To identify hypomethylated DMCs, a one-tailed t-test is used to rule out the null hypothesis: μgroup1 ≥ μgroup2, where μgroup1 is the mean methylation within the lowest group 1 quintile (or another percentile as specified by the minSubgroupFrac parameter) and μgroup2 is the mean within the lowest group 2 quintile. Raw p-values are adjusted for multiple hypothesis testing using the Benjamini-Hochberg method, and probes are selected when they had adjusted p-value less than 0.01 (which can be configured using the pvalue parameter). For additional stringency, probes are only selected if the methylation difference: Δ = μgroup1 − μgroup2 was greater than 0.3. The same method is used to identify hypermethylated DMCs, except we use the upper quintile, and the opposite tail in the t-test is chosen.

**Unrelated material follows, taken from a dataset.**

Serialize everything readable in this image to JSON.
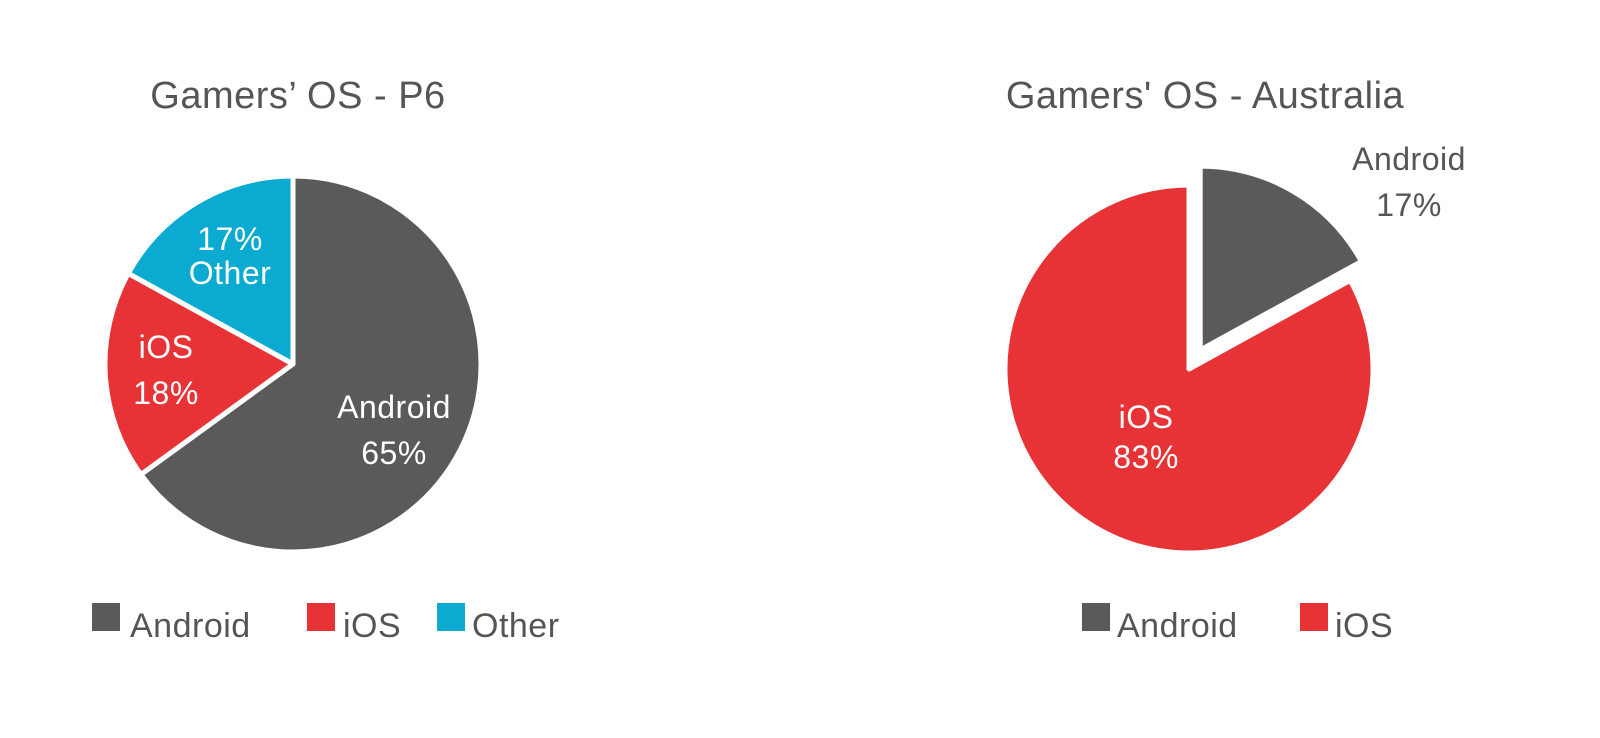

Source: Yao, Lijing, et al. “Inferring regulatory element landscapes and transcription factor networks from cancer methylomes.” Genome biology 16.1 (2015): 105. Yao, Berman, and Farnham (2015)

Function arguments

Main get.diff.meth arguments
Argument Description
data A multiAssayExperiment with DNA methylation and Gene Expression data. See createMAE function.
diff.dir A character can be “hypo”, “hyper” or “both”, showing differential methylation dirction. It can be “hypo” which is only selecting hypomethylated probes (one tailed test); “hyper” which is only selecting hypermethylated probes (one tailed test); or “both” which are probes differenly methylated (two tailed test).
minSubgroupFrac A number ranging from 0 to 1,specifying the fraction of extreme samples from group 1 and group 2 that are used to identify the differential DNA methylation. The default is 0.2 because we typically want to be able to detect a specific (possibly unknown) molecular subtype among tumor; these subtypes often make up only a minority of samples, and 20% was chosen as a lower bound for the purposes of statistical power. If you are using pre-defined group labels, such as treated replicates vs. untreated replicated, use a value of 1.0 (Supervised mode)
pvalue A number specifies the significant P value (adjusted P value by BH) cutoff for selecting significant hypo/hyper-methylated probes. Default is 0.01
group.col A column defining the groups of the sample. You can view the available columns using: colnames(MultiAssayExperiment::colData(data)).
group1 A group from group.col. ELMER will run group1 vs group2. That means, if direction is hyper, get probes hypermethylated in group 1 compared to group 2.
group2 A group from group.col. ELMER will run group1 vs group2. That means, if direction is hyper, get probes hypermethylated in group 1 compared to group 2.
sig.dif A number specifies the smallest DNA methylation difference as a cutoff for selecting significant hypo/hyper-methylated probes. Default is 0.3.

Example of use

mae <- get(load("mae.rda"))

sig.diff <- get.diff.meth(
  data = mae, 
  group.col = "definition",
  group1 =  "Primary solid Tumor",
  group2 = "Solid Tissue Normal",
  minSubgroupFrac = 0.2, # if supervised mode set to 1
  sig.dif = 0.3,
  diff.dir = "hypo", # Search for hypomethylated probes in group 1
  cores = 1, 
  dir.out ="result", 
  pvalue = 0.01
)
head(sig.diff)  %>% datatable(options = list(scrollX = TRUE))
# get.diff.meth automatically save output files. 
# - getMethdiff.hypo.probes.csv contains statistics for all the probes.
# - getMethdiff.hypo.probes.significant.csv contains only the significant probes which
# is the same with sig.diff
# - a volcano plot with the diff mean and significance levels
dir(path = "result", pattern = "getMethdiff")  
## [1] "getMethdiff.hypo.probes.csv"            
## [2] "getMethdiff.hypo.probes.significant.csv"

Bibliography

Yao, Lijing et al. 2015. “Inferring Regulatory Element Landscapes and Transcription Factor Networks from Cancer Methylomes.” Genome Biology 16 (1): 105.
Yao, Lijing, Benjamin P Berman, and Peggy J Farnham. 2015. “Demystifying the Secret Mission of Enhancers: Linking Distal Regulatory Elements to Target Genes.” Critical Reviews in Biochemistry and Molecular Biology 50 (6): 550–73.